The suit, filed in Superior Court, seeks a Declaration from the Court recognizing the right to peaceful protest and assembly under the U.S. Constitution and the Massachusetts Declaration of Rights, as well as an injunction to prevent police from staging another night-time raid, such as the one that began Oct. 10, 2011 and continued into the early morning hours of Oct. 11, when the Boston Police conducted a mass arrest of 141 people in the middle of the night.
Although Boston police have said that they have no plans “today” to evict the Occupy Boston protesters, Boston Police Department spokesperson Elaine Driscoll told boston.com that, “It’s difficult to say what will happen moving forward, but we will make those decisions on a daily basis.”

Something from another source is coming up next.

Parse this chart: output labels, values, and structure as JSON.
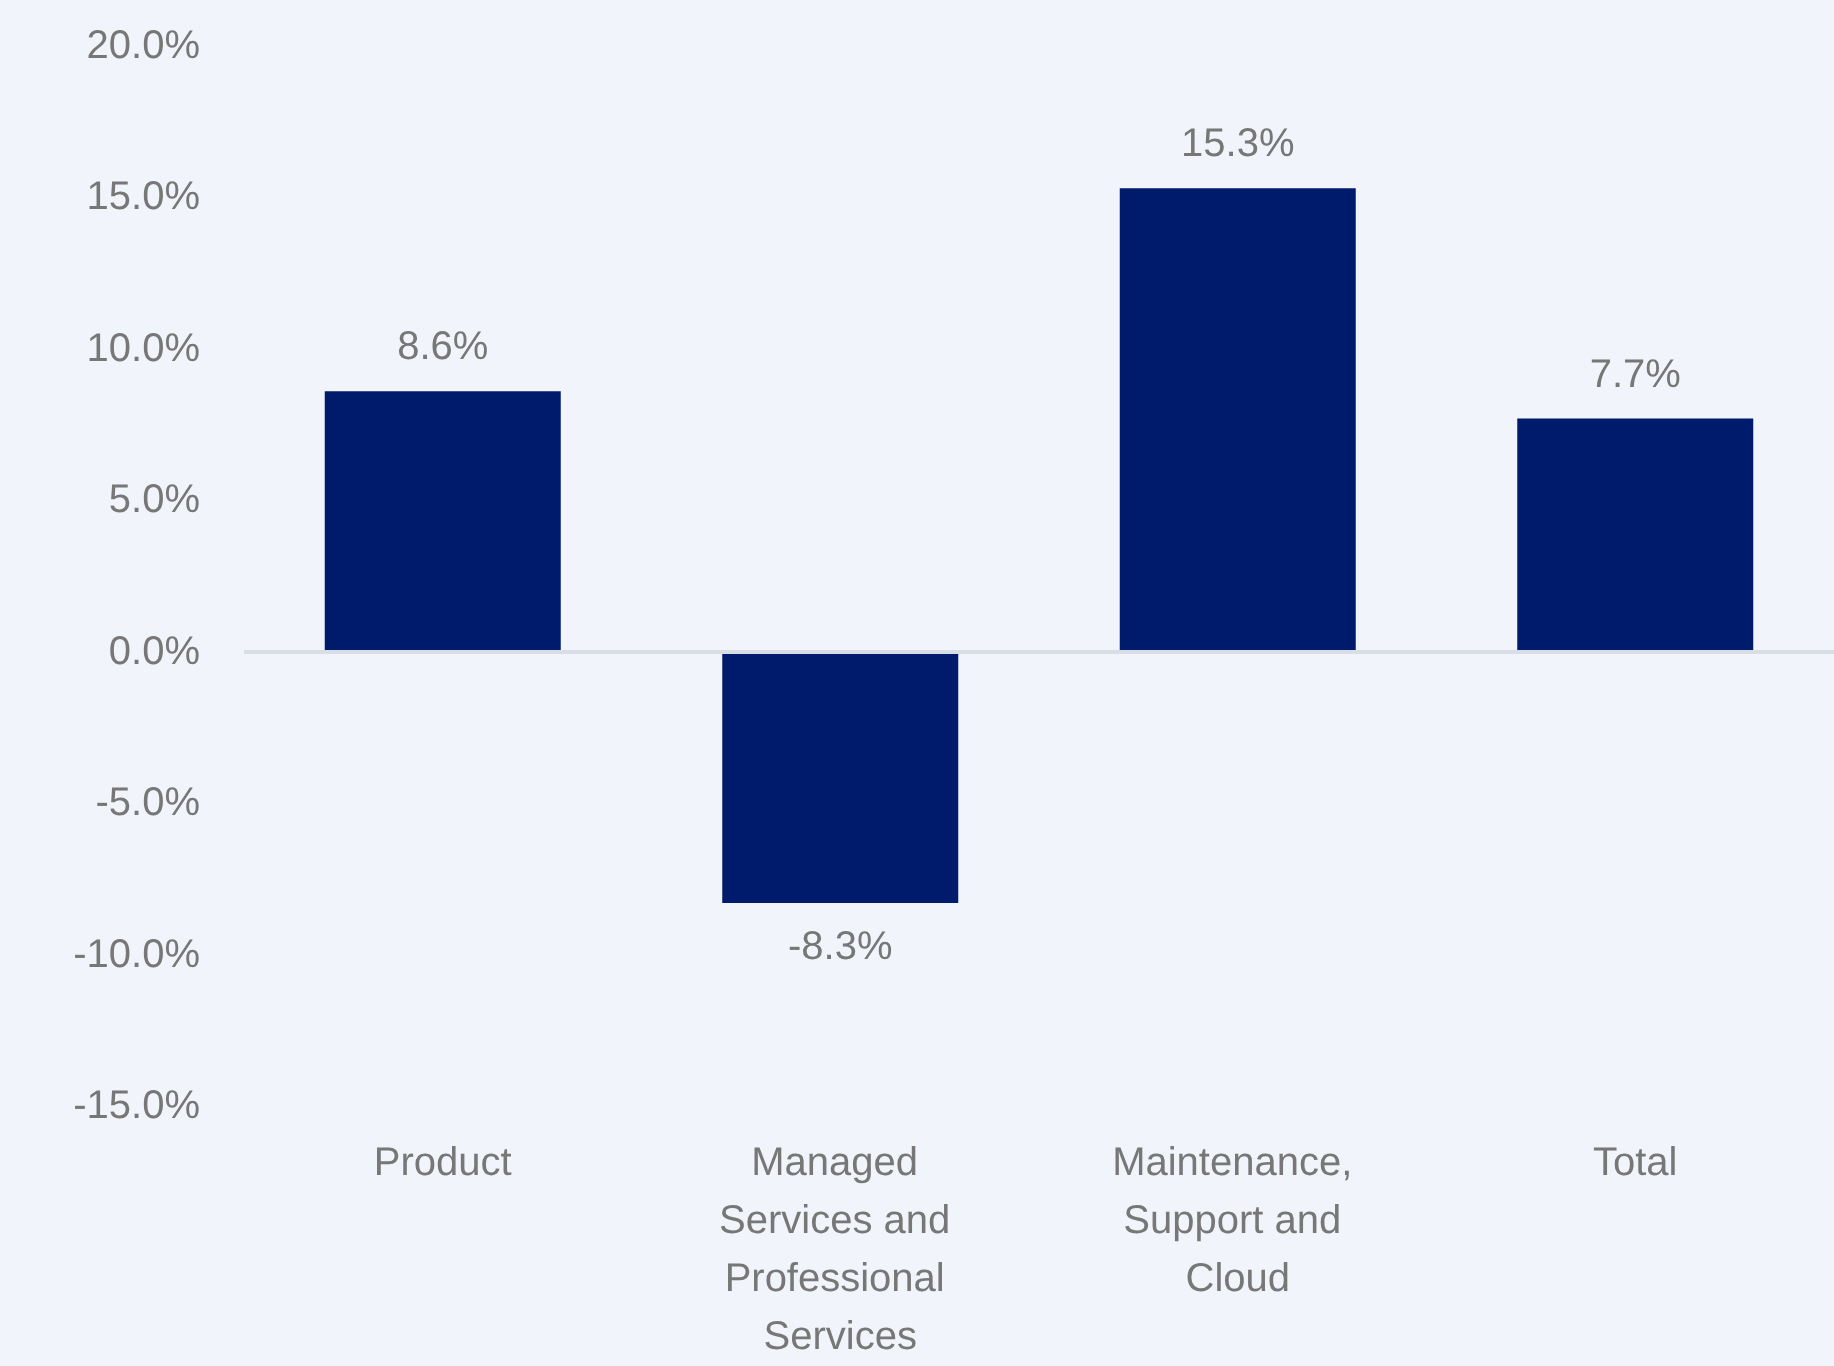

Meanwhile, a BBC report aired on WGBH this morning suggests that the recent crackdowns in other cities may be part of a coordinated effort. Oakland Mayor Jean Quan said that she participated in a conference call with leaders of 18 cities shortly before the latest wave of raids targeting Occupy Wall Street encampments across the country were launched, although she didn’t mention Boston by name.
“What happened in Boston on the night of October 10th when the police prevented hundreds of peaceful protesters from exercising their constitutional rights could be viewed as an indication of the City’s sentiments,” expressed Urszula Masny-Latos, Executive Director of the NLG, Massachusetts Chapter. “It seems like the Courts declare our rights; however, it is up to the Mayor and the police to decide who can exercise them, when, and how.”
“The right to peaceable assembly and protest is critical to our democracy,” said Carol Rose, Executive Director of the ACLU of Massachusetts. “We urge the Court to issue a clear statement that, in America, the public streets and parks belong to the people, and the rights to peaceful protest and assembly will be protected.”